Saturday, May 09, 2009

ZIMBABWE - LETTER FROM THE DIASPORA

8th May 2009

Dear Friends,

Anyone who has ever brought up children knows that one of the biggest mistakes you can make is to issue threats you know you can't carry out. After a while even very small children get to know that their parents' threats are meaningless if they are not accompanied by action. The end result is the collapse of trust; threats - and promises - must be adhered to if there is to be a solid framework of trust between parent and child.

This seemingly trite observation about child-rearing applies equally to relationships in later life. Without trust and belief in the integrity and honesty of the other side, there can be no meaningful basis of sound relations, in whatever sphere of life you operate. It is as true in international relations as it is in politics at a national and local level. Put simply, it means that each side must trust the other to say clearly what they mean and mean exactly what they say, threats and promises included.

It is a lesson that the MDC seem not to have learned. We heard yet another ultimatum and accompanying threat from them this week. It was Tendai Biti's turn to issue an ultimatum to the Unity Government, a government of which he is himself a part. In effect what he said was 'Settle all outstanding issues of the Global Political Agreement by Monday, May 11th. or the MDC will refer the matter to the party's National Council which is due to meet on May 17'. That was the threat Biti held over the heads of his 'partners' in this Unity Government. I can't imagine that threat had any of his 'partners' in government shaking in their boots! Zanu PF's response was predicatable: 'We are committed to the GNU' they affirmed. No threats can frighten them! Why should they be scared when they know that they hold all the levers of power? That was powerfully demonstrated this week with the re-arrest of MDC activists: Jestina Mukoko and the fifteen others. Press reports said Jestina and all the others in the crowded courtroom were stunned by the magistrate's decision to refuse them bail. One can only imagine their anguish as they were taken back to the hellish Chikurubi Maximum Security Prison. The next day the very same magistrate granted them bail. So they go back to their homes again but with the very real threat of their upcoming trials hangs over them. No one can say that Mugabe's threats are not real! It would be comforting to think that this reversal of the bail decision was a demonstration of people's power but what it, in fact, revealed yet again was that justice and the rule of law in Zimbabwe have become nothing more than a tool whereby Mugabe demonstrates his complete domination of the legal process. The hapless magistrate was simply acting on orders from the politically motivated Attorney General. Meanwhile Ghandi Mudzingwa, Chris Dhlamini and the jounalist Shadreck Manyere remain in police custody. Their 'crime' is more serious we are told; they were found in possession of weapons of war; more to the point is the fact that Mudzingwa and Dhlamini are MDC officials and Manyere is an independent journalist, another of Zanu PF's perceived 'enemies'.

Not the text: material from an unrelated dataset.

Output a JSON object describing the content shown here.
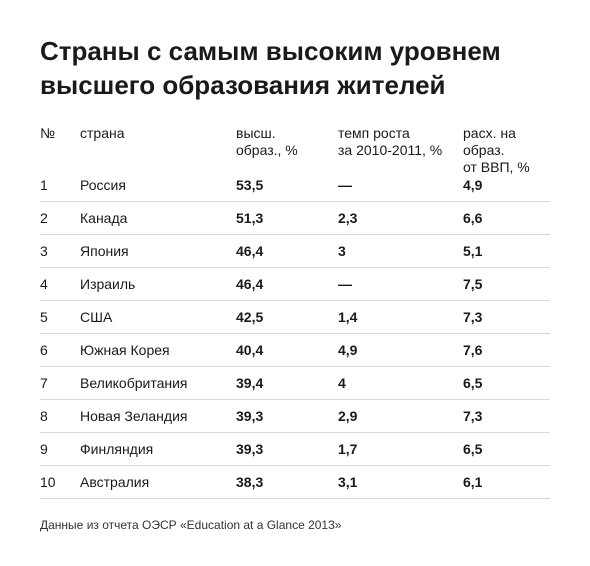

Speaking to the National Endowment for Peace and Democracy in the US last week, Tendai Biti made this staggering assertion to his audience of Zimbabwean observers. Zimbabwe was experiencing "Peace and stability, the biggest achievement of the inclusive government." he claimed. By the time he arrived in London and gave an interview to the BBC, Biti's message had changed somewhat. The interview was broadcast on the Today programme and I made a note of Biti's words: "People are suffering and that's the reality. When you have 95% of the population surviving on less than 20c a day that's a disaster. So I think our people need help." If that is Tendai Biti's understanding of what constitutes 'peace and stability' then we are entitled to ask whether he and the MDC as a whole have become so divorced from the reality that, like Zanu PF, the people's continued suffering - on the invaded farms, in the rural villages and in the poor townships - means nothing to them? Meanwhile the latest report on the situation in Zimbabwe from the IMF states, "Poverty and unemployment have risen to catastrophic levels. 70% of the population is in need of food assistance…These disastrous outcomes have resulted from poor policies and weak governance." And this is the government of which the MDC is now an integral part. It is becoming clearer by the day that neither their threats nor their promises have any real value without the power to implement them. And Robert Mugabe and his cronies remain adamant that they will not share real power with them. No one should be deluded into thinking that Robert Mugabe is being manipulated by some so-called third force of army generals or other assorted malcontents. It is Mugabe alone who wields the power and he is not about to surrender it.

Someone should tell Tendai Biti that the absence of outright war is not the same as the 'peace and stability' that he claims now exists in our poor, benighted country. There is no peace without justice, Mr Biti.